Les fabricants de pneumatiques et les acteurs de l’automobile cherchent des solutions pour limiter les répercussions sur l’environnement. L’abrasion des pneus entraîne une perte de gomme importante, estimée entre 2 et 4 kg tous les 40 000 km parcourus en moyenne. Ces particules fines menacent les milieux naturels et augmentent la pollution par les microplastiques, constat visible dans des lieux comme le lac d’Annecy, le Léman ou même les neiges éternelles.

Dominique Stempfell, président du syndicat du pneu, rappelle l’urgence : « Il ne s’agit pas de la première étude dont nous avons connaissance et qui démontre que les pneumatiques sont à l’origine d’une certaine pollution ». Cette prise de conscience collective pousse à renforcer l’innovation dans le secteur manufacturier.

Comment on veut des pneus moins polluants

Pour répondre à ces enjeux, les fabricants investissent dans la recherche afin de concevoir des pneus plus durables et moins nocifs pour l’environnement, participant ainsi à la transition énergétique. Un axe prometteur est l’utilisation de matières premières biosourcées à la place du caoutchouc traditionnel. Les pneumatiques les plus avancés contiennent déjà 60 % de ces matériaux, et l’objectif affiché est d’atteindre des pneus 100 % biosourcés dès que la filière sera suffisamment développée. Dominique Stempfell le dit clairement dans Le Dauphiné : « Les pneumatiques les plus avancés en la matière en contiennent déjà 60 %. Et dès que la filière sera au point, nous arriverons facilement à des pneus 100 % biosourcés ».

La transition est d’autant plus nécessaire que les modèles de moindre qualité s’usent « 3–4 fois plus vite » que les bons modèles. Ces écarts importants entre pneumatiques montrent pourquoi une réglementation stricte est demandée.

Euro 7, ce qui va changer

La norme Euro 7, qui doit entrer en vigueur en novembre 2026, fixera des limites précises sur le taux d’usure autorisé pour les pneumatiques vendus en France et en Europe, contribuant ainsi à améliorer la qualité de l’air. L’idée est simple : retirer du marché les pneus les moins performants, souvent fabriqués par certaines marques, notamment chinoises, qui s’usent vite et génèrent plus de pollution. Comme le résume Dominique Stempfell, « l’objectif est de sortir du marché les pneus de moins bonne qualité, qui s’usent très vite et qui polluent donc beaucoup ».

La norme améliorera aussi l’information aux consommateurs. Les étiquettes indiqueront non seulement le bruit et l’adhérence, mais aussi le taux d’usure des pneus, ce qui permettra aux automobilistes de faire des choix mieux informés : « En plus du bruit et de l’adhérence, cette indication permettra à l’automobiliste de choisir en toute connaissance de cause ».

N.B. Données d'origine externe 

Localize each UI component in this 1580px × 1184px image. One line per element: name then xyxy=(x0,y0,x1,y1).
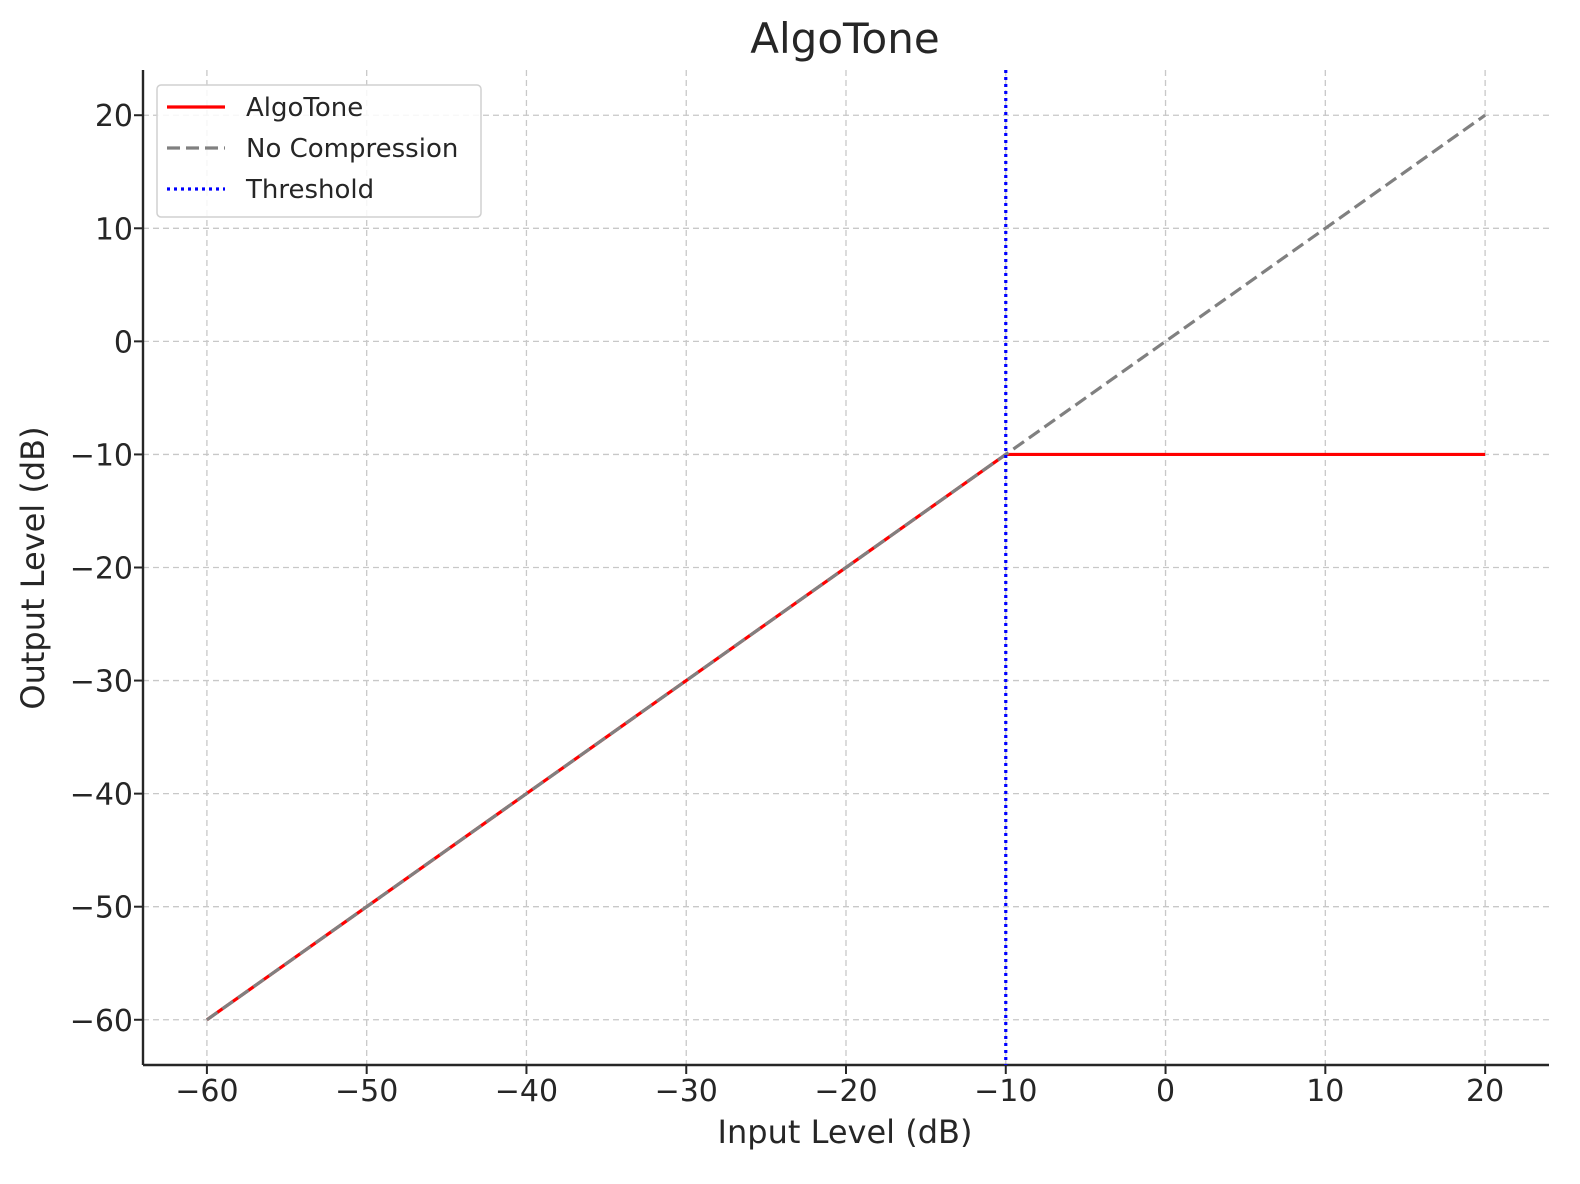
x-tick-label: −50 xyxy=(335,1074,398,1109)
x-tick-label: 20 xyxy=(1466,1074,1504,1109)
x-tick-label: −20 xyxy=(814,1074,877,1109)
y-tick-label: −20 xyxy=(70,552,133,587)
x-tick-label: −10 xyxy=(974,1074,1037,1109)
x-tick-label: −60 xyxy=(175,1074,238,1109)
y-tick-label: 20 xyxy=(95,99,133,134)
legend: AlgoTone No Compression Threshold xyxy=(156,84,482,218)
y-axis-label: Output Level (dB) xyxy=(14,426,52,709)
series-layer xyxy=(205,70,1487,1065)
y-tick-label: −10 xyxy=(70,438,133,473)
y-tick-label: 0 xyxy=(114,325,133,360)
legend-label: No Compression xyxy=(246,134,458,164)
grid xyxy=(143,70,1549,1065)
x-tick-label: −40 xyxy=(495,1074,558,1109)
x-tick-label: 10 xyxy=(1306,1074,1344,1109)
legend-label: Threshold xyxy=(245,175,374,205)
y-tick-label: −50 xyxy=(70,891,133,926)
y-tick-label: 10 xyxy=(95,212,133,247)
chart-title: AlgoTone xyxy=(750,14,939,63)
legend-label: AlgoTone xyxy=(246,93,363,123)
legend-box xyxy=(156,84,482,218)
x-tick-label: −30 xyxy=(655,1074,718,1109)
x-tick-label: 0 xyxy=(1156,1074,1175,1109)
y-tick-label: −30 xyxy=(70,665,133,700)
y-tick-label: −60 xyxy=(70,1004,133,1039)
ticks: −60 −50 −40 −30 −20 −10 0 10 20 −60 −50 −40 −30 −20 −1… xyxy=(70,99,1504,1109)
x-axis-label: Input Level (dB) xyxy=(718,1113,973,1151)
y-tick-label: −40 xyxy=(70,778,133,813)
series-line-no-compression xyxy=(205,113,1487,1022)
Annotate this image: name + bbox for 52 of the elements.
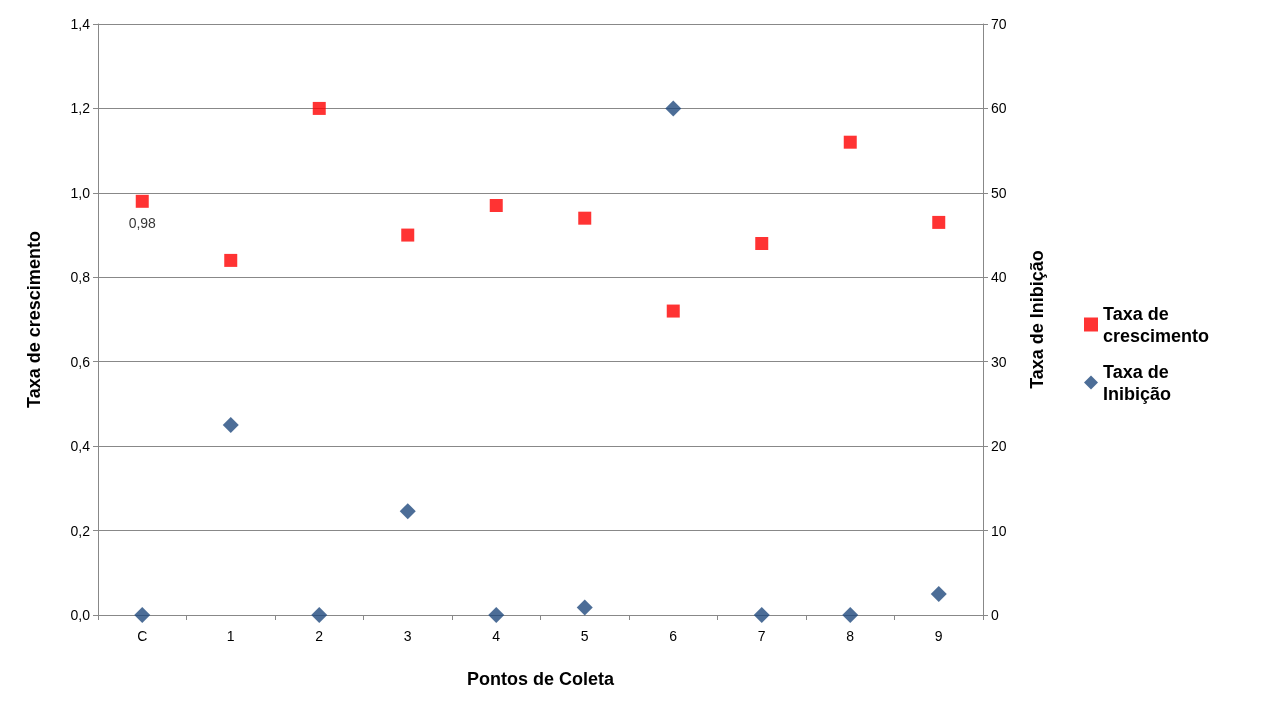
y-tick-label: 1,2 <box>70 100 91 117</box>
point <box>666 304 680 318</box>
y2-tick-label: 20 <box>991 438 1007 455</box>
point <box>576 599 593 616</box>
point <box>135 194 149 208</box>
y-tick-label: 1,0 <box>70 184 91 201</box>
point <box>489 199 503 213</box>
y2-tick-label: 60 <box>991 100 1007 117</box>
y2-tick-label: 10 <box>991 522 1007 539</box>
point <box>843 135 857 149</box>
y-tick-label: 0,2 <box>70 522 91 539</box>
point <box>753 607 770 623</box>
y-tick-label: 0,8 <box>70 269 91 286</box>
y-tick-label: 0,6 <box>70 353 91 370</box>
legend-label: Taxa de crescimento <box>1103 303 1210 346</box>
x-tick-label: 5 <box>580 628 589 644</box>
x-tick-label: 6 <box>669 628 678 644</box>
y2-axis-title: Taxa de Inibição <box>1027 250 1047 389</box>
y2-tick-label: 40 <box>991 269 1007 286</box>
point <box>134 607 151 623</box>
x-tick-label: 4 <box>492 628 501 644</box>
x-tick-label: 8 <box>846 628 855 644</box>
y-tick-label: 0,0 <box>70 607 91 623</box>
point <box>311 607 328 623</box>
point <box>578 211 592 225</box>
point <box>932 215 946 229</box>
point <box>488 607 505 623</box>
x-tick-label: 9 <box>934 628 943 644</box>
point <box>222 417 239 434</box>
point <box>930 585 947 602</box>
y2-tick-label: 30 <box>991 353 1007 370</box>
legend-label: Taxa de Inibição <box>1103 361 1174 404</box>
y-tick-label: 1,4 <box>70 16 91 32</box>
x-tick-label: 7 <box>757 628 766 644</box>
point <box>312 101 326 115</box>
point <box>224 253 238 267</box>
data-label: 0,98 <box>128 214 157 231</box>
x-tick-label: 2 <box>315 628 324 644</box>
point <box>842 607 859 623</box>
x-tick-label: 3 <box>403 628 412 644</box>
point <box>665 100 682 117</box>
point <box>399 503 416 520</box>
x-tick-label: 1 <box>226 628 235 644</box>
y2-tick-label: 0 <box>991 607 999 623</box>
y-axis-title: Taxa de crescimento <box>24 231 44 408</box>
point <box>401 228 415 242</box>
x-axis-title: Pontos de Coleta <box>466 669 615 689</box>
y-tick-label: 0,4 <box>70 438 91 455</box>
x-tick-label: C <box>137 628 148 644</box>
point <box>755 237 769 251</box>
y2-tick-label: 70 <box>991 16 1007 32</box>
y2-tick-label: 50 <box>991 184 1007 201</box>
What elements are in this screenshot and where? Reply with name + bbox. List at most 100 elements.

Ce que ça change pour les véhicules et les milieux naturels

Les voitures électriques, souvent plus lourdes que les véhicules thermiques, accentuent l’abrasion et contribuent ainsi de façon significative à la pollution par les microplastiques, malgré le malus écologique visant à réduire les émissions. « Et de ce côté-là, ce sont les voitures électriques qui sont les plus lourdes. L’électrique contribue donc beaucoup à cette pollution par les microplastiques », rappelle Dominique Stempfell. Ce constat invite à la prudence malgré les avantages de l’électrique pour la réduction des émissions de gaz à effet de serre.

Chaque année, 50 000 tonnes de résidus de pneus sont jetées dans la nature, d’où l’importance d’adopter des pratiques plus durables. Plusieurs voix, y compris celle de Dominique Stempfell, plaident pour l’application du principe de précaution face aux effets néfastes des composants issus des pneus.